Membrane protection in the context of fire resistance indicates a component in either a fire-resistive assembly or a specialized system providing the fire resistance. This definition is a prime example of how advances in testing plus the accumulation of data have transformed the actual practice of horizontal membrane protection. In the past there were more potential assemblies than data to support their individual performance. The concept of horizontal membrane protection has evolved from what was originally defined as a means to meet the intent of the building code where no data exists. Test data now exists on specific horizontal membrane systems where formerly it was extrapolated from related testing.
For an assembly to achieve recognition as an hourly rated fire resistive assembly, it must be tested in accordance with ASTM E119, Standard Test Methods for Fire Tests of Building Construction and Materials. If the assembly is to be used in load-bearing applications, it must pass the test with applied superimposed live loads. Therefore, an hourly design for a floor-ceiling assembly must include a floor component that has a required structural capacity. This could be floor joists or parallel chord trusses.
This concept of an independent membrane protection was previously supported by what is called the finish rating, which is determined by actual testing. During an ASTM E119 test, the temperature rise at the interface between the fire-resistive element and any combustible framing will be monitored. In the case of a wood-framed assembly, it would be the gypsum board and the wood joist. The actual time in minutes that it takes for the interface to reach a specified end point temperature is recorded and subsequently reported. The end temperature is 250oF over ambient, which is the temperature of the laboratory at time of the start of the test. Combining the two temperatures could result in an end point temperature of 325oF. Given that the pyrolysis temperature for wood is 450oF (the pyrolysis process is used to break down organic substances), the end point temperature then provides a factor of safety by indicating that wood char is imminent.
For years, The Gypsum Association in GA-600 Fire Resistance Design Manual had published two assemblies: one for floors, and one for roofs where the gypsum ceiling membrane would provide one-hour fire-resistance protection for wood framing. In both cases, the ceiling was the same—two layers of 5/8-inch Type X gypsum board. The framing in both cases was 2 x 10-inch wood joists at 24 inches on center. Fasteners and fastener spacing is critical, and what was tested must be duplicated. Underwriters Laboratories currently has UL Design No. L532, which is similar in design with two layers of 5/8 inch Type X gypsum board on 2 x 10-inch framing with a finish rating of 63 minutes. There are some differences, but the concept is that a double layer 5/8-inch Type X gypsum board will yield a finish rating of a minimum 60 minutes. Thus, the interpretation is that the double layer of Type X gypsum board provides one-hour horizontal membrane protection to wood framing.
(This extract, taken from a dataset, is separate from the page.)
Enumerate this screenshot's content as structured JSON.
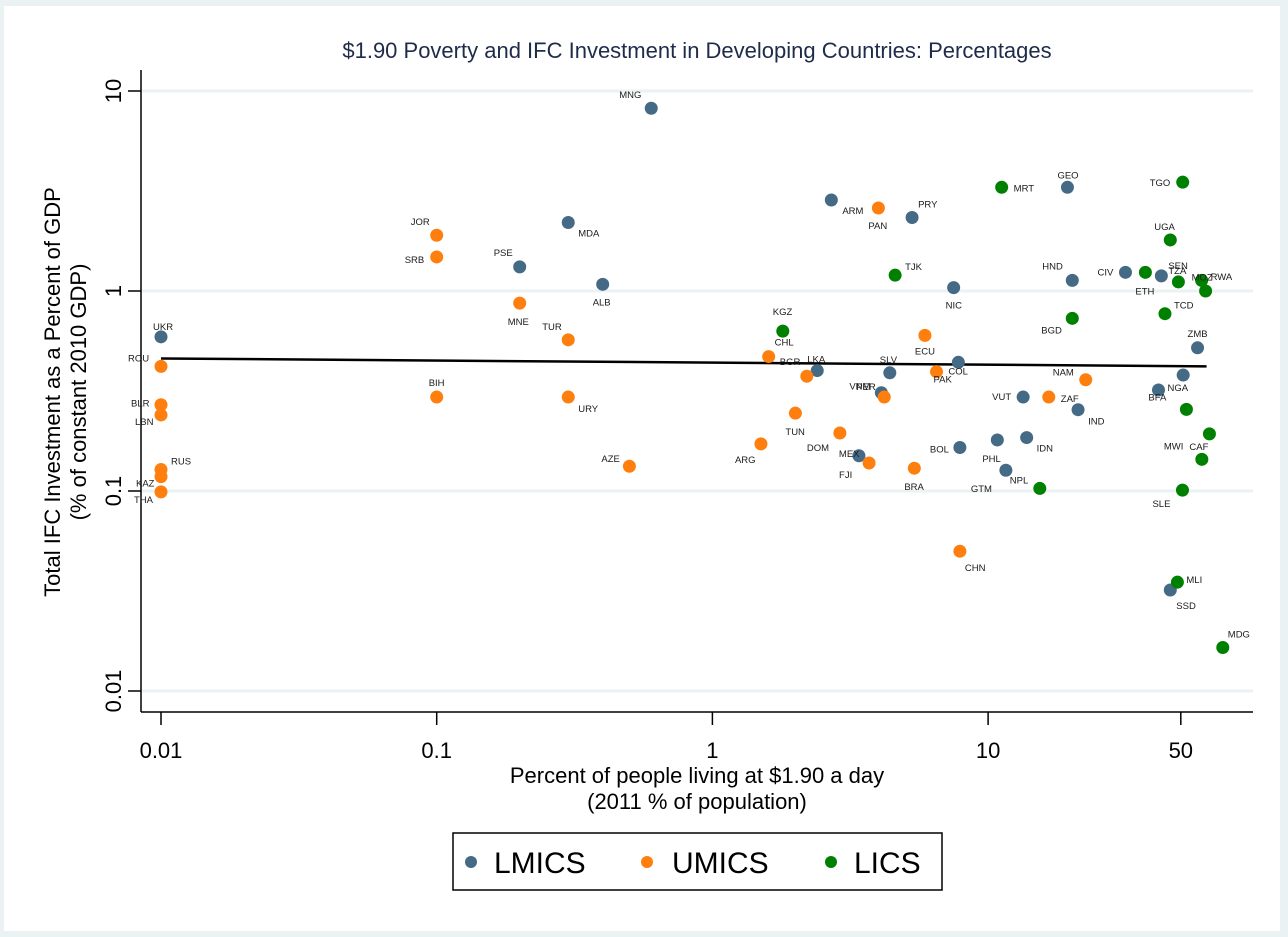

The concept of horizontal membrane protection has grown in demand and subsequently in complexity. Testing for horizontal membrane testing is no longer a spin-off from a wood framed floor/ceiling assembly. Underwriters Laboratories now has included protective membranes or ceiling membranes in their numbering system for fire-rated assemblies. It is in the group of construction labeled “I,” called protective membranes or ceiling membranes. The numbering system has 500-599 reserved specifically for gypsum board. The individual designs are listed with an hourly “Ceiling Membrane Rating.” Previously, the original horizontal membranes were directly attached to framing. The new designs are suspended and include either single or multiple span framing. Fire exposure is from below the membrane. The actual listing states that there is a load restriction and that the assembly is limited to supporting only the “dead weight of the assembly.” This is the distinction between the traditional floor/ceiling design and horizontal membrane protection. Where the original GA concept was generic, new assemblies are proprietary.
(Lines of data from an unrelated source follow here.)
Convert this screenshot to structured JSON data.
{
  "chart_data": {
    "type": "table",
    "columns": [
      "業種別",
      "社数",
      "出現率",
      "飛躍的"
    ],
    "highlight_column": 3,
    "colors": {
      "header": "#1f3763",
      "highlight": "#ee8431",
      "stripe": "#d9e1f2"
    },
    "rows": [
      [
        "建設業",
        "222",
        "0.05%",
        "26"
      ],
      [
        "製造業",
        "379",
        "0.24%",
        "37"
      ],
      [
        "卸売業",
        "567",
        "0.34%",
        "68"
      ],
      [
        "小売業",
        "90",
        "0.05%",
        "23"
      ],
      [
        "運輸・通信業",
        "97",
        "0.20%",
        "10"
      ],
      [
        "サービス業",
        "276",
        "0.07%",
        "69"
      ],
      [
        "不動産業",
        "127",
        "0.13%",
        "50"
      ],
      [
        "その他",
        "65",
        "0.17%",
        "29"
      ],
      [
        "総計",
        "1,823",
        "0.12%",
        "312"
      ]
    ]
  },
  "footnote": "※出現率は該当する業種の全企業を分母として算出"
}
Penetrations require consideration in horizontal membrane protection. All penetrations must be addressed to assure the fire integrity of the system. This would imply that any ceiling membrane penetration must be treated as a through penetration, meaning specially tested fire stops must be installed to maintain the integrity of the membrane.
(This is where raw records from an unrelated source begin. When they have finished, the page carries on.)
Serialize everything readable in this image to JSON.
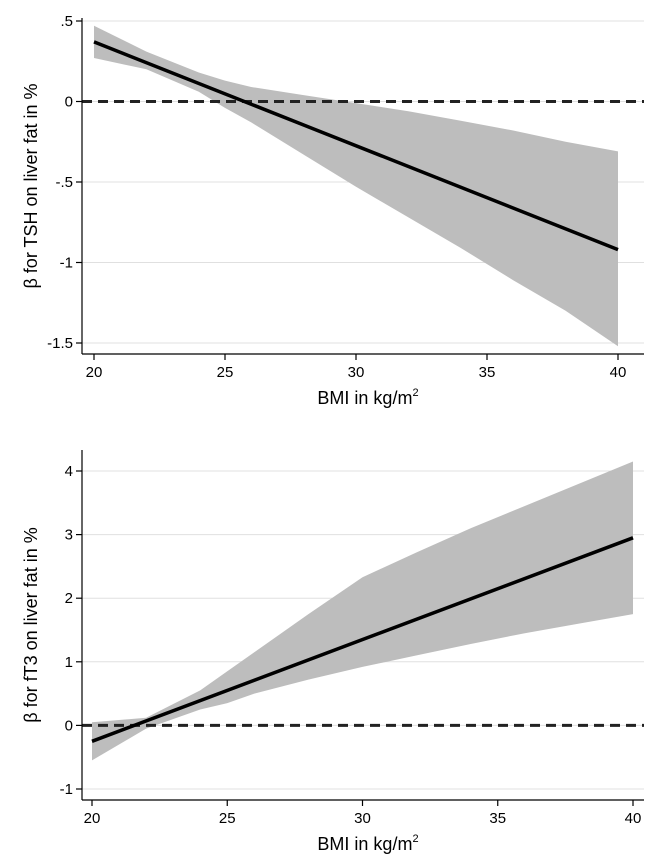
{
  "chart_data": [
    {
      "type": "line",
      "xlabel": "BMI in kg/m",
      "xlabel_sup": "2",
      "ylabel": "β for TSH on liver fat in %",
      "xlim": [
        20,
        40
      ],
      "ylim": [
        -1.5,
        0.5
      ],
      "xticks": [
        20,
        25,
        30,
        35,
        40
      ],
      "xtick_labels": [
        "20",
        "25",
        "30",
        "35",
        "40"
      ],
      "yticks": [
        -1.5,
        -1,
        -0.5,
        0,
        0.5
      ],
      "ytick_labels": [
        "-1.5",
        "-1",
        "-.5",
        "0",
        ".5"
      ],
      "grid": true,
      "reference_line": 0,
      "series": [
        {
          "x": [
            20,
            40
          ],
          "values": [
            0.37,
            -0.92
          ]
        }
      ],
      "ci_band": {
        "x": [
          20,
          22,
          24,
          25,
          26,
          28,
          30,
          32,
          34,
          36,
          38,
          40
        ],
        "upper": [
          0.47,
          0.31,
          0.18,
          0.13,
          0.09,
          0.04,
          -0.01,
          -0.06,
          -0.12,
          -0.18,
          -0.25,
          -0.31
        ],
        "lower": [
          0.27,
          0.2,
          0.06,
          -0.04,
          -0.13,
          -0.33,
          -0.53,
          -0.72,
          -0.91,
          -1.11,
          -1.3,
          -1.52
        ]
      },
      "colors": {
        "line": "#000000",
        "band": "#bdbdbd",
        "ref": "#222222",
        "grid": "#e0e0e0"
      }
    },
    {
      "type": "line",
      "xlabel": "BMI in kg/m",
      "xlabel_sup": "2",
      "ylabel": "β for fT3 on liver fat in %",
      "xlim": [
        20,
        40
      ],
      "ylim": [
        -1,
        4
      ],
      "xticks": [
        20,
        25,
        30,
        35,
        40
      ],
      "xtick_labels": [
        "20",
        "25",
        "30",
        "35",
        "40"
      ],
      "yticks": [
        -1,
        0,
        1,
        2,
        3,
        4
      ],
      "ytick_labels": [
        "-1",
        "0",
        "1",
        "2",
        "3",
        "4"
      ],
      "grid": true,
      "reference_line": 0,
      "series": [
        {
          "x": [
            20,
            40
          ],
          "values": [
            -0.25,
            2.95
          ]
        }
      ],
      "ci_band": {
        "x": [
          20,
          22,
          24,
          25,
          26,
          28,
          30,
          32,
          34,
          36,
          38,
          40
        ],
        "upper": [
          0.05,
          0.12,
          0.55,
          0.85,
          1.15,
          1.75,
          2.33,
          2.72,
          3.1,
          3.45,
          3.8,
          4.15
        ],
        "lower": [
          -0.55,
          -0.05,
          0.25,
          0.35,
          0.5,
          0.72,
          0.92,
          1.1,
          1.28,
          1.45,
          1.6,
          1.75
        ]
      },
      "colors": {
        "line": "#000000",
        "band": "#bdbdbd",
        "ref": "#222222",
        "grid": "#e0e0e0"
      }
    }
  ]
}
Horizontal membrane protection is not new, but it has become more sophisticated over the years. It has very specific applications. The GA now lists them as “horizontal membrane systems.” The emphasis here is that it is a system with many elements and they all must be installed as tested to meet the required performance. As always, final approval of a horizontal membrane’s use and installation is up to the authority having jurisdiction.